Istilah-istilah lain yang sering pula digerutukan Bapak, sepanjang saya ingat, adalah kritik yang membangun, penertiban, pengamanan, dan penyesuaian harga. Yang lain, mohon maaf, saya sudah lupa.
Selain dilahirkan berbakat menjadi insinyur, saya rasa, Bapak juga berbakat menjadi seorang pendiam yang nyaris sempurna, terutama bagi anak-anaknya. Untuk yang pertama jelas, ia gagal. Tapi untuk yang terakhir, bisa dibilang Bapak berhasil. Namun, disebabkan tak tahan menanggung rasa penasaran, suatu ketika saya memberanikan diri bertanya ke Bapak. Dan Bapak menjawab, bahwa Orde Baru memang sengaja memakai istilah-istilah tersebut untuk mengaburkan kenyataan. Parahnya, istilah-istilah itu kemudian mewabah dan diucapkan pejabat, dikutip wartawan, lalu kita pun ikut-ikutan.

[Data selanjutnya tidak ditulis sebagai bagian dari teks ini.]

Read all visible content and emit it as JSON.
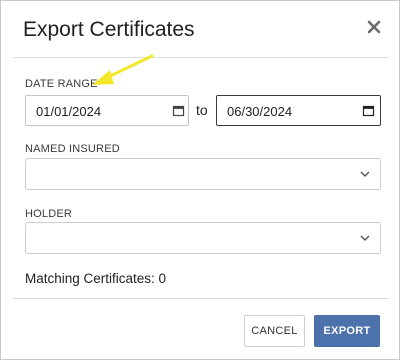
{
  "dialog": {
    "title": "Export Certificates",
    "close_icon": "close-icon"
  },
  "date_range": {
    "label": "DATE RANGE",
    "start": "01/01/2024",
    "separator": "to",
    "end": "06/30/2024",
    "icon": "calendar-icon"
  },
  "named_insured": {
    "label": "NAMED INSURED",
    "value": "",
    "icon": "chevron-down-icon"
  },
  "holder": {
    "label": "HOLDER",
    "value": "",
    "icon": "chevron-down-icon"
  },
  "matching": {
    "text": "Matching Certificates: 0"
  },
  "actions": {
    "cancel_label": "CANCEL",
    "export_label": "EXPORT"
  },
  "colors": {
    "primary": "#4d72ab",
    "annotation_arrow": "#f2e72a"
  }
}
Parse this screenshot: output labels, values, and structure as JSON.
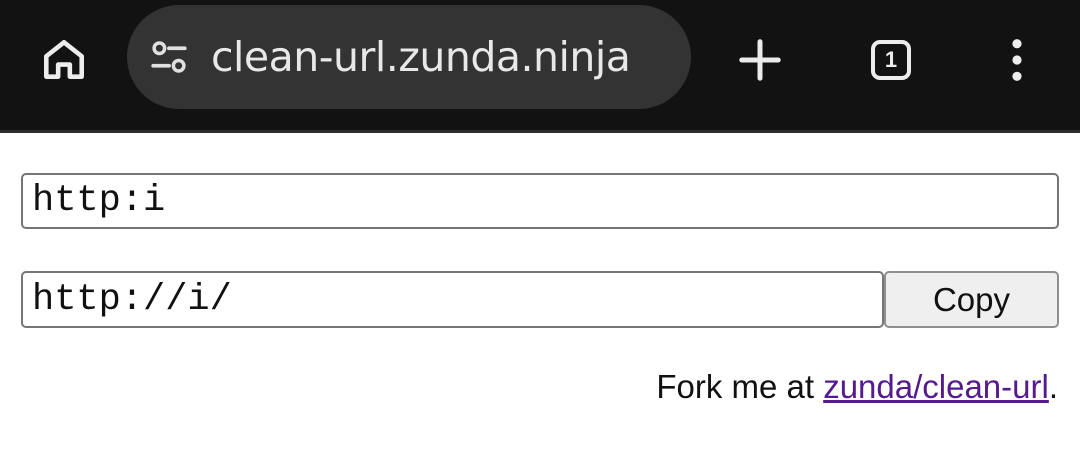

Lalu, kalau sekarang saya diperbolehkan menambah sedikit keterangan jawaban Bapak, barangkali yang dipikir Bapak seperti ini.
Oknum misalnya, sengaja dipilih untuk meringkus masalah sesungguhnya yang bisa jadi teramat sangat ruwet. Bisa saja bukan, penyelewengan tak hanya dilakukan oleh satu-dua orang saja melainkan jamak dilakukan siapa pun yang berada di dalam institusi dan bahkan sudah menjadi kebiasaan turun-temurun? Bisa pula sistem dalam institusi sudah keliru sejak proses rekrutmen anggotanya. Namun, bisa juga sekadar luput dalam pengawasan regulernya. Pendeknya, begitu oknum disebut, maka persoalan dianggap atau diharapkan bakal segera rampung.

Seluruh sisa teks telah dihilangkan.